De acuerdo con Bloomberg Línea, el incremento del precio del petróleo se convirtió en uno de los principales factores que condicionan el comportamiento de los mercados. La persistencia del conflicto con Irán y los ataques a infraestructuras energéticas en la región incrementaron la preocupación por un escenario de guerra prolongada, lo que impulsó el valor del crudo a pesar de los intentos internacionales por contener los precios.
El crudo subió por segundo día consecutivo y alcanzó niveles cercanos a los 94 dólares por barril. Este repunte se produjo incluso después de que varios países anunciaran la liberación de reservas estratégicas de petróleo con el objetivo de estabilizar el mercado energético global.
En ese marco, Estados Unidos anunció la liberación de 172 millones de barriles de su reserva de emergencia como parte de un plan coordinado con la Agencia Internacional de la Energía, que contempla una liberación global de alrededor de 400 millones de barriles. Se trata de la mayor intervención de este tipo registrada hasta el momento.
Sin embargo, la medida no logró disipar las preocupaciones de los inversores. La persistencia de enfrentamientos y los daños a instalaciones petroleras siguen generando incertidumbre sobre la estabilidad del suministro energético y el impacto que esto puede tener en la inflación mundial.
El aumento de los precios de la energía también reavivó el debate sobre la política monetaria en las principales economías. Analistas del mercado advierten que el encarecimiento del petróleo podría dificultar el camino de los bancos centrales para reducir las tasas de interés en los próximos meses.
La preocupación se centra especialmente en la Reserva Federal de Estados Unidos. Aunque los últimos datos de inflación mostraron una moderación en febrero, el aumento del costo energético podría revertir esa tendencia y obligar a la autoridad monetaria a mantener una postura más cautelosa.
En este contexto, los operadores del mercado comenzaron a ajustar sus expectativas y ahora prevén que la Reserva Federal realice menos recortes de tasas de lo esperado durante el año. El encarecimiento del petróleo se interpreta como un factor que podría sostener presiones inflacionarias en los próximos meses.

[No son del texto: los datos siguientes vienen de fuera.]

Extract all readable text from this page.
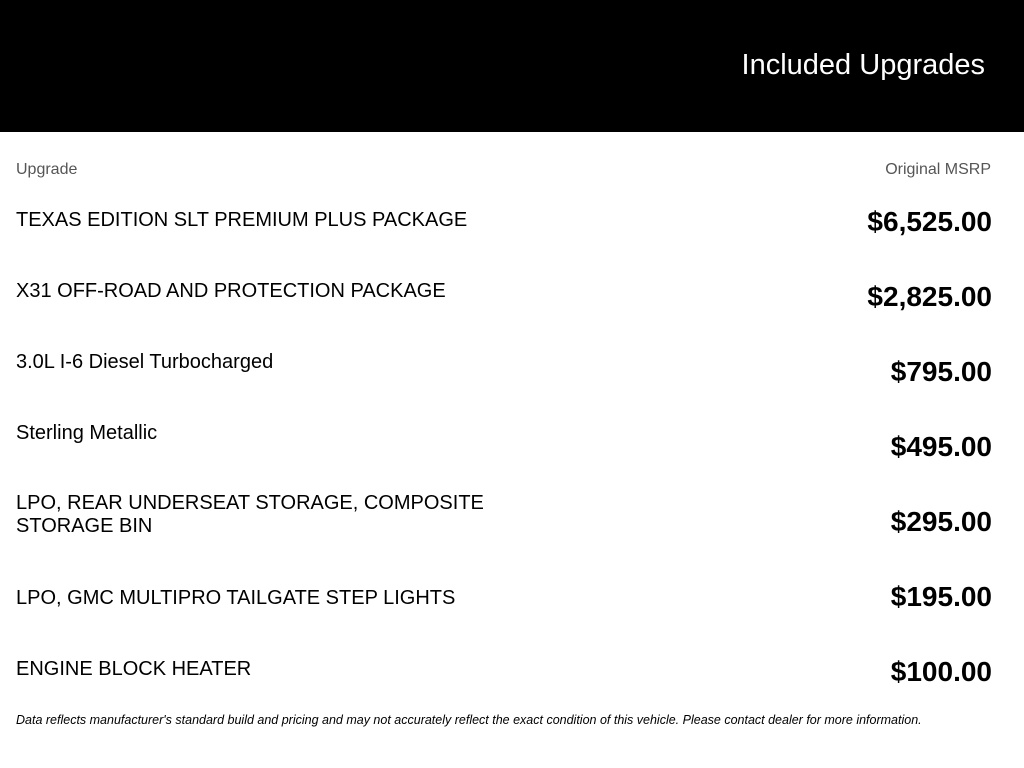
Included Upgrades
Upgrade	Original MSRP
TEXAS EDITION SLT PREMIUM PLUS PACKAGE	$6,525.00
X31 OFF-ROAD AND PROTECTION PACKAGE	$2,825.00
3.0L I-6 Diesel Turbocharged	$795.00
Sterling Metallic	$495.00
LPO, REAR UNDERSEAT STORAGE, COMPOSITE STORAGE BIN	$295.00
LPO, GMC MULTIPRO TAILGATE STEP LIGHTS	$195.00
ENGINE BLOCK HEATER	$100.00
Data reflects manufacturer's standard build and pricing and may not accurately reflect the exact condition of this vehicle. Please contact dealer for more information.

El impacto del conflicto también se reflejó en otros activos financieros. Los rendimientos de los bonos del Tesoro estadounidense registraron subas, mientras que el dólar mostró una leve apreciación frente a otras monedas. En Asia, el yen japonés alcanzó su nivel más débil frente al dólar desde enero.

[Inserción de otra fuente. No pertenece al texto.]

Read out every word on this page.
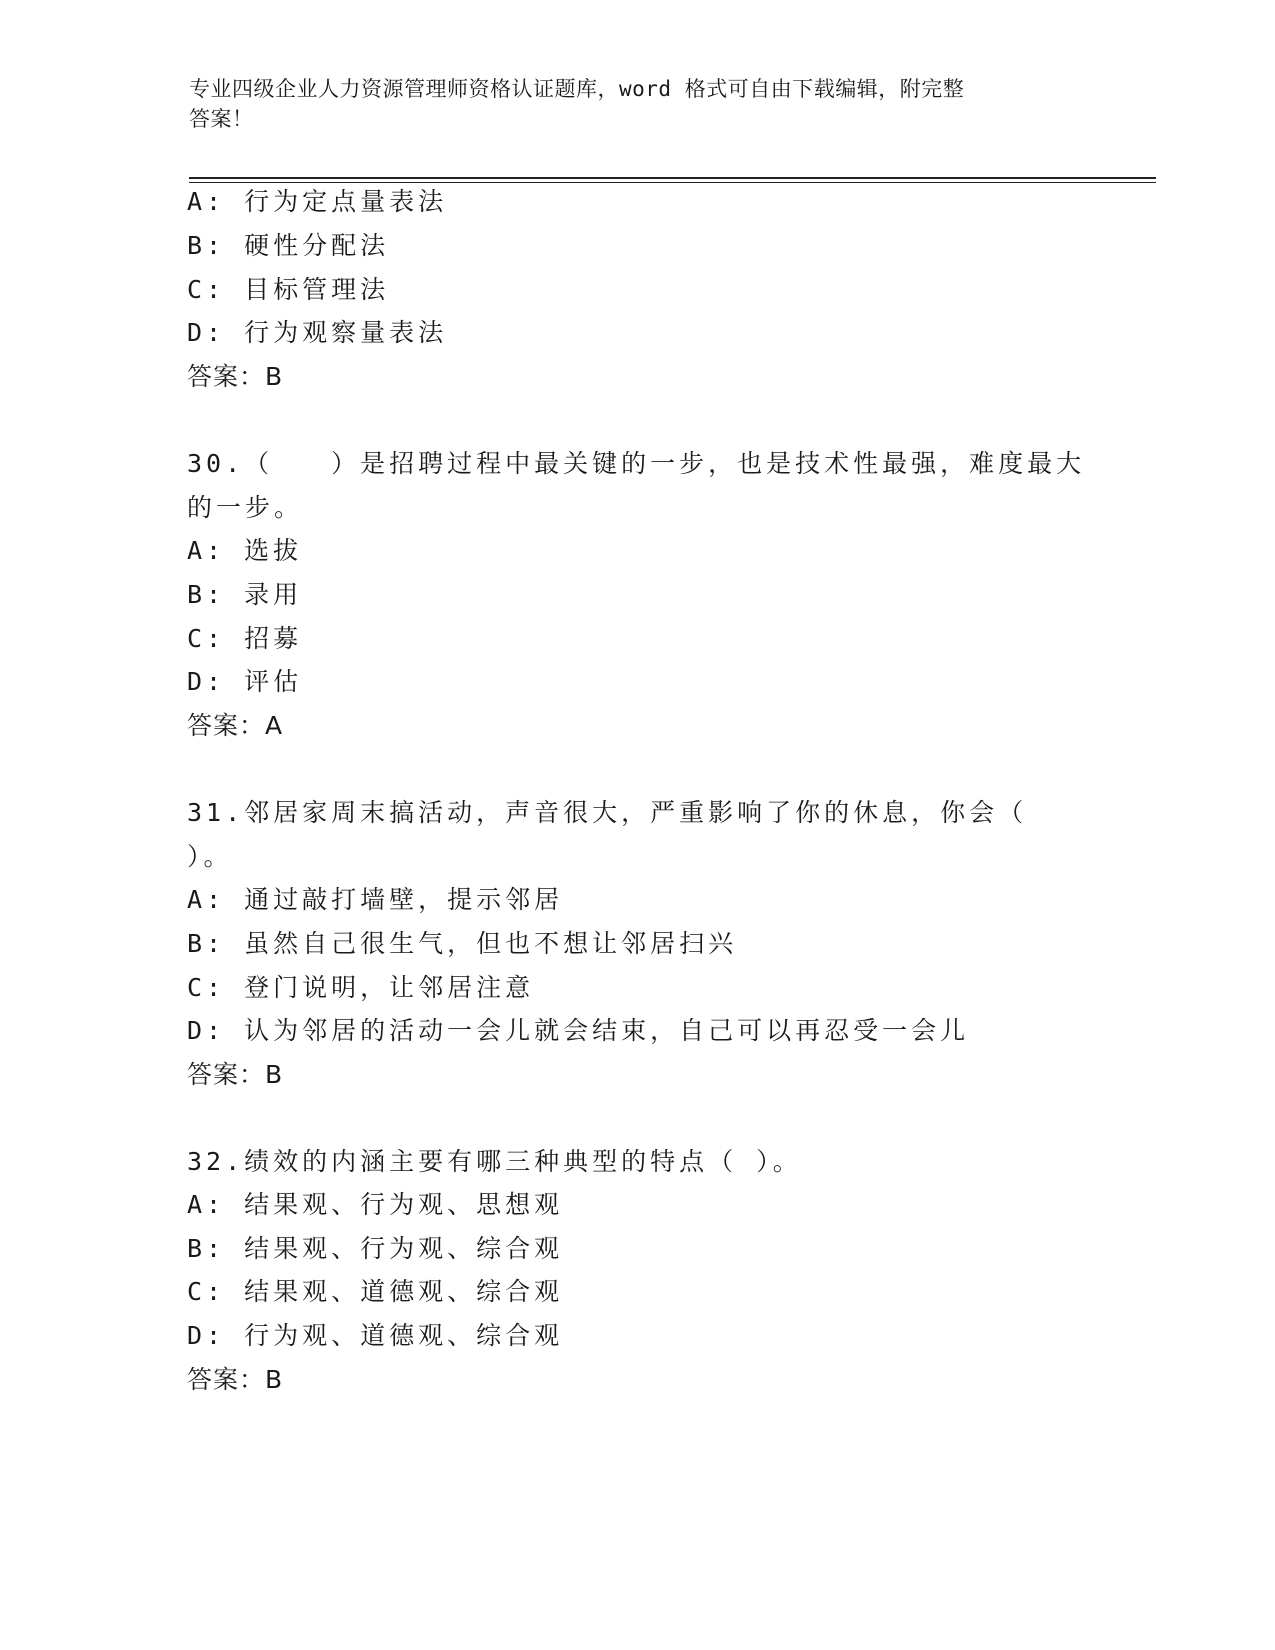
专业四级企业人力资源管理师资格认证题库，word 格式可自由下载编辑，附完整
答案！
A: 行为定点量表法
B: 硬性分配法
C: 目标管理法
D: 行为观察量表法
答案：B
30.（　　）是招聘过程中最关键的一步，也是技术性最强，难度最大
的一步。
A: 选拔
B: 录用
C: 招募
D: 评估
答案：A
31.邻居家周末搞活动，声音很大，严重影响了你的休息，你会（
）。
A: 通过敲打墙壁，提示邻居
B: 虽然自己很生气，但也不想让邻居扫兴
C: 登门说明，让邻居注意
D: 认为邻居的活动一会儿就会结束，自己可以再忍受一会儿
答案：B
32.绩效的内涵主要有哪三种典型的特点（ ）。
A: 结果观、行为观、思想观
B: 结果观、行为观、综合观
C: 结果观、道德观、综合观
D: 行为观、道德观、综合观
答案：B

En el mercado de materias primas, además del petróleo, el oro registró una ligera baja, mientras que las criptomonedas también mostraron retrocesos. El bitcoin cayó cerca de medio punto porcentual y se ubicó por encima de los 70.000 dólares.

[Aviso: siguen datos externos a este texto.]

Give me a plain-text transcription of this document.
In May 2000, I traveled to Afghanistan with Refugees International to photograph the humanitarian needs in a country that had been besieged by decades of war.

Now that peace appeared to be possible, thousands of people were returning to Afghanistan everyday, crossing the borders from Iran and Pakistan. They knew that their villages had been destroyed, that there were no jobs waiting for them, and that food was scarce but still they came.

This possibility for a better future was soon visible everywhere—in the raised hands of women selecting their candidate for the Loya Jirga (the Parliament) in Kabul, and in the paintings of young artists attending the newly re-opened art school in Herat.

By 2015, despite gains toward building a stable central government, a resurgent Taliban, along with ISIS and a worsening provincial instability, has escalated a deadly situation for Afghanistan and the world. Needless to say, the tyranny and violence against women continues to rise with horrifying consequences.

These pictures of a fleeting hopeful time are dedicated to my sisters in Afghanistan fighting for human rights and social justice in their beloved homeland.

Los analistas coinciden en que la evolución del conflicto en Medio Oriente seguirá siendo el principal factor que determine el comportamiento de los mercados en el corto plazo. Si la tensión militar continúa escalando o afecta nuevas infraestructuras energéticas, los precios del petróleo podrían seguir subiendo y generar un impacto más amplio sobre la economía global.